Gov. Laura Kelly on Thursday signed the first new law of 2024 in Kansas, renewing and amending a disability tax credit that passed the House and Senate with broad bipartisan support.

The income tax credit is for goods and services purchased from qualified businesses that employ disabled workers and pay them at least as much as the minimum wage. The legislation also creates a new matching grant program to help transition sheltered workshop employers toward paying the minimum wage.

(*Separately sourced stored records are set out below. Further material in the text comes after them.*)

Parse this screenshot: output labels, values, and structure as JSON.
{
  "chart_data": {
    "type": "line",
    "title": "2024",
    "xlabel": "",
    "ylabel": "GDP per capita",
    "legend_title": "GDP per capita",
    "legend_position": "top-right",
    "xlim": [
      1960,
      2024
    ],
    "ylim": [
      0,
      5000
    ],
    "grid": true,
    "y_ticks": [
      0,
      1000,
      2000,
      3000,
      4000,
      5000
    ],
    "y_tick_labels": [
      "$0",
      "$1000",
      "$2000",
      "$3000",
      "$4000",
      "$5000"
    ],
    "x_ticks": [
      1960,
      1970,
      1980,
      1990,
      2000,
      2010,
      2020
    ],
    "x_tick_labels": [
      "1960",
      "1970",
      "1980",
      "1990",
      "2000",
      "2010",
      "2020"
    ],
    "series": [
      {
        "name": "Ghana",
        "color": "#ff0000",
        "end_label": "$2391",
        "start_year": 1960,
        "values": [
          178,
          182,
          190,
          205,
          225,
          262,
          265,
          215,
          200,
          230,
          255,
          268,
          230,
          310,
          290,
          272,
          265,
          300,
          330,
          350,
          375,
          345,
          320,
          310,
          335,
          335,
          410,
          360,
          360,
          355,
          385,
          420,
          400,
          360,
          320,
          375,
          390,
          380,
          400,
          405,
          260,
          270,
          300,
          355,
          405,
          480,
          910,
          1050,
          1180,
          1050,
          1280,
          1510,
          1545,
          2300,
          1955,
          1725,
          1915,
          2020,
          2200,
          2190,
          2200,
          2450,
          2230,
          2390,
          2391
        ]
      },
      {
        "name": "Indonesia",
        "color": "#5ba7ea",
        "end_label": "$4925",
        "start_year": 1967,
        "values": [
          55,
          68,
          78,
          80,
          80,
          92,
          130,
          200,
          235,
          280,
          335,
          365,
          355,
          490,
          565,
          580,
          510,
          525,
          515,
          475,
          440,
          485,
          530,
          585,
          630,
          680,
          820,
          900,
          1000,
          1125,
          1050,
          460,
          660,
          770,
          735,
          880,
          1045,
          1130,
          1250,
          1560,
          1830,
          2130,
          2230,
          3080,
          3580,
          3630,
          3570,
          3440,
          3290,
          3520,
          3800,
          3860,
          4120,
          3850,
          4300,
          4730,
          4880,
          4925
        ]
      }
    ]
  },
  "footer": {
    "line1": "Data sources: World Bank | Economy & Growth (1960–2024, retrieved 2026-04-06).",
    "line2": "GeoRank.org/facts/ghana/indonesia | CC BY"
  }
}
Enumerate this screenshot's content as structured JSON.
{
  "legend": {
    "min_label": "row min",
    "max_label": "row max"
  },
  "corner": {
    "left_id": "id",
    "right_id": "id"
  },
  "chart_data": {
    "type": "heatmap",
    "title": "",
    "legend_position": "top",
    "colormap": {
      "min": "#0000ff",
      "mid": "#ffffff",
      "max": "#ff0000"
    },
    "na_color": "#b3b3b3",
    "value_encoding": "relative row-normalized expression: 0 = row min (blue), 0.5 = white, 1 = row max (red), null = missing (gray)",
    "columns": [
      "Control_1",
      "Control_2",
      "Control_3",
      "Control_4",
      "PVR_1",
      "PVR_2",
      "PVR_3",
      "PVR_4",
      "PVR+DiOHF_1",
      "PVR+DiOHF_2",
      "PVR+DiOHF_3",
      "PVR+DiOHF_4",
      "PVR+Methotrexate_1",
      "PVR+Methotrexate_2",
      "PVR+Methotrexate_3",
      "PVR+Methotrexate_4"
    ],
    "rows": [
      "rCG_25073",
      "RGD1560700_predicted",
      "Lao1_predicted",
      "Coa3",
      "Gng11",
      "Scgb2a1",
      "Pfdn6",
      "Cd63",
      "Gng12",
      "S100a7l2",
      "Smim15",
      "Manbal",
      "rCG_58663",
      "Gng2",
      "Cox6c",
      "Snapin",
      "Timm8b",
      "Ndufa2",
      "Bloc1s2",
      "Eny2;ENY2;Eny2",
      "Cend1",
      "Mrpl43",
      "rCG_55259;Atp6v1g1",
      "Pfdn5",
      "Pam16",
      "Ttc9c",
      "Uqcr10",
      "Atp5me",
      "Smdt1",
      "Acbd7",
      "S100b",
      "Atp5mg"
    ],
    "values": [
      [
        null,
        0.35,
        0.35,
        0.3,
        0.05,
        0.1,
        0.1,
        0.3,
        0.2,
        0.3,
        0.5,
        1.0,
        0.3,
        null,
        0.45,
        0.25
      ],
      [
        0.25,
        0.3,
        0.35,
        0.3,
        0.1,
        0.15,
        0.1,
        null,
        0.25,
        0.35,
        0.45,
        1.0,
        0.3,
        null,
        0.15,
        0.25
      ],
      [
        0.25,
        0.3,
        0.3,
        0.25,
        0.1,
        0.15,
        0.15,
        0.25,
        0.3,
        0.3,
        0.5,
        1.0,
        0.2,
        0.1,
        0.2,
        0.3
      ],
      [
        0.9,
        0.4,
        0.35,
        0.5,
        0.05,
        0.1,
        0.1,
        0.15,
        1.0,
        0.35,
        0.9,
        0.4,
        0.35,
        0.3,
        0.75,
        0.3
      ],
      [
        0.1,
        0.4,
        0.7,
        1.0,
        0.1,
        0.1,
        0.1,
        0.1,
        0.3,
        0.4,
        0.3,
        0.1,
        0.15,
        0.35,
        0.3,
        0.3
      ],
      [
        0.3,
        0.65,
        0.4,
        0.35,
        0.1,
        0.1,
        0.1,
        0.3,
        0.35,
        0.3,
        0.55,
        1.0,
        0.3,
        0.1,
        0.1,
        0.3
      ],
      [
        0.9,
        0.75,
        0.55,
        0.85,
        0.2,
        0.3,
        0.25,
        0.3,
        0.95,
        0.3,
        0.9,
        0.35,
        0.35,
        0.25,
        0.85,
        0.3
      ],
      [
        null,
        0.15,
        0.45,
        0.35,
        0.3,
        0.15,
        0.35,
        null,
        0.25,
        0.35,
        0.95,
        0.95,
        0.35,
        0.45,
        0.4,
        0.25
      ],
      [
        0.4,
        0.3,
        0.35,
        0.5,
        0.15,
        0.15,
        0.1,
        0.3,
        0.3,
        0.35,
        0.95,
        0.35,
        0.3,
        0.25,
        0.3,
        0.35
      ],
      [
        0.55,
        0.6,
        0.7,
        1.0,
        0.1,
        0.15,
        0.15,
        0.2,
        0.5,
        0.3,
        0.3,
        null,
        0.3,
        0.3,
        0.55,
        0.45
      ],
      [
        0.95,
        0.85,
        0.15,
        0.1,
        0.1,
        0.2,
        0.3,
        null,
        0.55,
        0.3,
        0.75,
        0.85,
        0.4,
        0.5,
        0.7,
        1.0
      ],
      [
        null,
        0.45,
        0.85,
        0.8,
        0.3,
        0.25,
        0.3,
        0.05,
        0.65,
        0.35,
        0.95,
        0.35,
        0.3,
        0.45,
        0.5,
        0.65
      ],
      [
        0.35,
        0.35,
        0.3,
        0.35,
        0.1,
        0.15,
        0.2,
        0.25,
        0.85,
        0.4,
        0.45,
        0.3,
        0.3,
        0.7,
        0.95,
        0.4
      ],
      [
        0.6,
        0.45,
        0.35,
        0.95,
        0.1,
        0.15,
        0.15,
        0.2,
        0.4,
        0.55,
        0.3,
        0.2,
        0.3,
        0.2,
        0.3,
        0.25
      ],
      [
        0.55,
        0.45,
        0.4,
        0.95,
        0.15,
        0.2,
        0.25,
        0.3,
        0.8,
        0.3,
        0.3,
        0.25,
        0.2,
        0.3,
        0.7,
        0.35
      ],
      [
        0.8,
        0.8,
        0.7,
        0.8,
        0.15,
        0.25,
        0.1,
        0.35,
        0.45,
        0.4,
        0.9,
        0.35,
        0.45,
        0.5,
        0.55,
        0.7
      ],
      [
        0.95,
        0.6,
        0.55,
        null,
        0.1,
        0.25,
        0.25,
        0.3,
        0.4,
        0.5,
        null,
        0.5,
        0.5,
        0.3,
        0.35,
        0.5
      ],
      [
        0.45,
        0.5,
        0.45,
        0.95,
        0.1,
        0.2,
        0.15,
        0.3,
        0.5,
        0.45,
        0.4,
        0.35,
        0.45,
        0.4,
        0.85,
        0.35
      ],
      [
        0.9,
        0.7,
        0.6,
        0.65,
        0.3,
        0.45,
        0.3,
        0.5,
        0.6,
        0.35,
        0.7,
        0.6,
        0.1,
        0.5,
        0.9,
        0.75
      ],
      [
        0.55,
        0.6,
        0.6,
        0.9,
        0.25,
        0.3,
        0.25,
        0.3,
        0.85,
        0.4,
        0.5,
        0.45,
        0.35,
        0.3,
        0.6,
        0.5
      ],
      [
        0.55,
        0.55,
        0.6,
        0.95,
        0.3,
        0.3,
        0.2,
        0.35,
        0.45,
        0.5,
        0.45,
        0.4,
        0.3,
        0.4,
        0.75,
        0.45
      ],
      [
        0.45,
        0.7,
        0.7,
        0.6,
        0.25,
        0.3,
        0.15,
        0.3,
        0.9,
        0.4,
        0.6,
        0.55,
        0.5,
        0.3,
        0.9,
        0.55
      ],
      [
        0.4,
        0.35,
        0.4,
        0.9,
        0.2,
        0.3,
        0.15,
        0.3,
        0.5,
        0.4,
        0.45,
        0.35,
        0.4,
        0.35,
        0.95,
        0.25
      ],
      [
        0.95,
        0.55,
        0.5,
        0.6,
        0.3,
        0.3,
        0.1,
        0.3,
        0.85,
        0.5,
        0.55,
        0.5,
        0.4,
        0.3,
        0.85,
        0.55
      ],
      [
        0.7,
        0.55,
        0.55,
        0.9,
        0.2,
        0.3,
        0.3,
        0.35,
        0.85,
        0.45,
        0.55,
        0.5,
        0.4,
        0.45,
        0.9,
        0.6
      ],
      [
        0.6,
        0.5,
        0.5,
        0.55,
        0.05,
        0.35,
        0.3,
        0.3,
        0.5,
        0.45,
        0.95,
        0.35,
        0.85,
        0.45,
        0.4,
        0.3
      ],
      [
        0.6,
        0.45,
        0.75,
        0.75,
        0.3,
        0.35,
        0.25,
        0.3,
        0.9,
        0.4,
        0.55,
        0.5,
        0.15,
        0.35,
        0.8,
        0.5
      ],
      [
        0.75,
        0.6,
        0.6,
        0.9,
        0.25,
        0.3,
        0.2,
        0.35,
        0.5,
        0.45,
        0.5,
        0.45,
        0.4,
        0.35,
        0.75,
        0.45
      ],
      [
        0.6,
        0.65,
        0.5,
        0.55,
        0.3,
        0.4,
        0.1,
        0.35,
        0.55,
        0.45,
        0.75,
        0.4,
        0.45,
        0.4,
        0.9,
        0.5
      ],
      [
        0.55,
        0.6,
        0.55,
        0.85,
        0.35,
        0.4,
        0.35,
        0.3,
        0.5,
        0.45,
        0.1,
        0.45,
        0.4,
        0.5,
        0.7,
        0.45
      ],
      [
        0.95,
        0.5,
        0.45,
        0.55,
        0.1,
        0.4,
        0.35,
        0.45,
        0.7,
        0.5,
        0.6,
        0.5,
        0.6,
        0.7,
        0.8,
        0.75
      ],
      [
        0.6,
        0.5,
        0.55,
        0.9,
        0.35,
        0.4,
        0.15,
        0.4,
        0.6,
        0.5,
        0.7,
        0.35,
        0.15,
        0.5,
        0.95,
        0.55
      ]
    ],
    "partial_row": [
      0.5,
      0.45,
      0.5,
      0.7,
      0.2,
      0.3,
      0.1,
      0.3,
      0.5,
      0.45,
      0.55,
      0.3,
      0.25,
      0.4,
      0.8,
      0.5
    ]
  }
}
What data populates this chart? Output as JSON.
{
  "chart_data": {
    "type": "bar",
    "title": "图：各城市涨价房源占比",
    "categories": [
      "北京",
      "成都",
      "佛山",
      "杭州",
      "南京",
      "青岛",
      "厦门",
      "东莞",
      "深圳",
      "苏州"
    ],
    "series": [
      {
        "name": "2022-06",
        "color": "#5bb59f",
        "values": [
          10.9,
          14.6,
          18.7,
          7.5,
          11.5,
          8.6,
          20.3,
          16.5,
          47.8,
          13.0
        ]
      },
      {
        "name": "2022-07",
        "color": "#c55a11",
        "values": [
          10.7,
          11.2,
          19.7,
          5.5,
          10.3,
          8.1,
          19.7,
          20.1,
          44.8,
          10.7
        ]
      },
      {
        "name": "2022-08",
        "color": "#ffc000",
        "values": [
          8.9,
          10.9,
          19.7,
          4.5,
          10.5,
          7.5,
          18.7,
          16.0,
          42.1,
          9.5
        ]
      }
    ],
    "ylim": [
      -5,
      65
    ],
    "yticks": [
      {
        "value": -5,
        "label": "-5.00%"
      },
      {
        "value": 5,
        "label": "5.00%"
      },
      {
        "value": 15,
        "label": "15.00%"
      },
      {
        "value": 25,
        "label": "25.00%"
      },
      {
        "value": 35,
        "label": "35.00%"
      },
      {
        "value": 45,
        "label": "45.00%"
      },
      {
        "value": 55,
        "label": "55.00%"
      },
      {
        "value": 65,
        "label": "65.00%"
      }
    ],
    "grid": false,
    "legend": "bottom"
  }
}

“By incentivizing businesses that purchase products from companies with integrated workforces, we are creating more jobs for Kansans with disabilities,” said Rep. Sean Tarwater, R-Stilwell, in a statement via the governor’s office. “This bill also helps those that make below minimum wage to get a pay increase. This spurs local economies across the state as the workforce grows and has additional money in their pockets.”

The minimum wage requirement was added last year following a contentious public hearing at which disability rights advocates took issue with the previous allowance for employers to pay less than $7.25 an hour.

Kansas Commission on Disability Concerns executive director Martha Gabehart said the new law is “a win-win for Kansans with disabilities and businesses.”

“The transition grants hold the opportunity to help providers switch from sheltered work to providing competitive integrated employment, enabling Kansas to join the growing list of states that have equalized the pay for people with disabilities by eliminating subminimum wage,” Gabehart said in a statement via the governor’s office.

Why lawmakers failed to get the tax credit renewed last year

Last session, the tax credit went through the normal legislative process in the House. The commerce committee, which Tarwater chairs, held a public hearing on House Bill 2275 before it was later passed by the full chamber 124-0.

But the Senate never took up the bill.

Instead, it came up in a conference committee, where top legislators on tax policy bundled dozens of separate bills into three packages.

The tax credit became part of the Senate Bill 8 bundle that was debated and voted on by the House on in the wee hours of the last day of regular session without time for legislators to read the legislation. It was passed by the Senate three weeks later.

Some of the pieces in the bundle were controversial, and Kelly vetoed it, saying the Legislature’s bundling “has made it impossible to sort out the bad from the good.” Lawmakers never attempted an override because they had already adjourned for the year, and they didn’t have veto-proof majorities anyway.

That meant the tax credit expired before legislators returned to Topeka for the 2024 session.

This session, instead of the Senate taking up HB 2275, legislators again turned to a conference committee. But this time, they didn’t bundle it with anything else. Instead, they gutted SB 15 to use as a shell for HB 2275, which was tweaked at the request of senators, who had not held a public hearing on the legislation.

Sen. Caryn Tyson, R-Parker, called it “a unique situation.”

“We know the urgency on this is because the program has sunset, and everybody understands that we are trying to get this done as quickly as possible,” Tyson said.

She initially said either the Senate tax or commerce committee could hold a hearing but acquiesced to negotiating in the conference committee.

“I don’t know why we would wait any longer,” Tarwater said.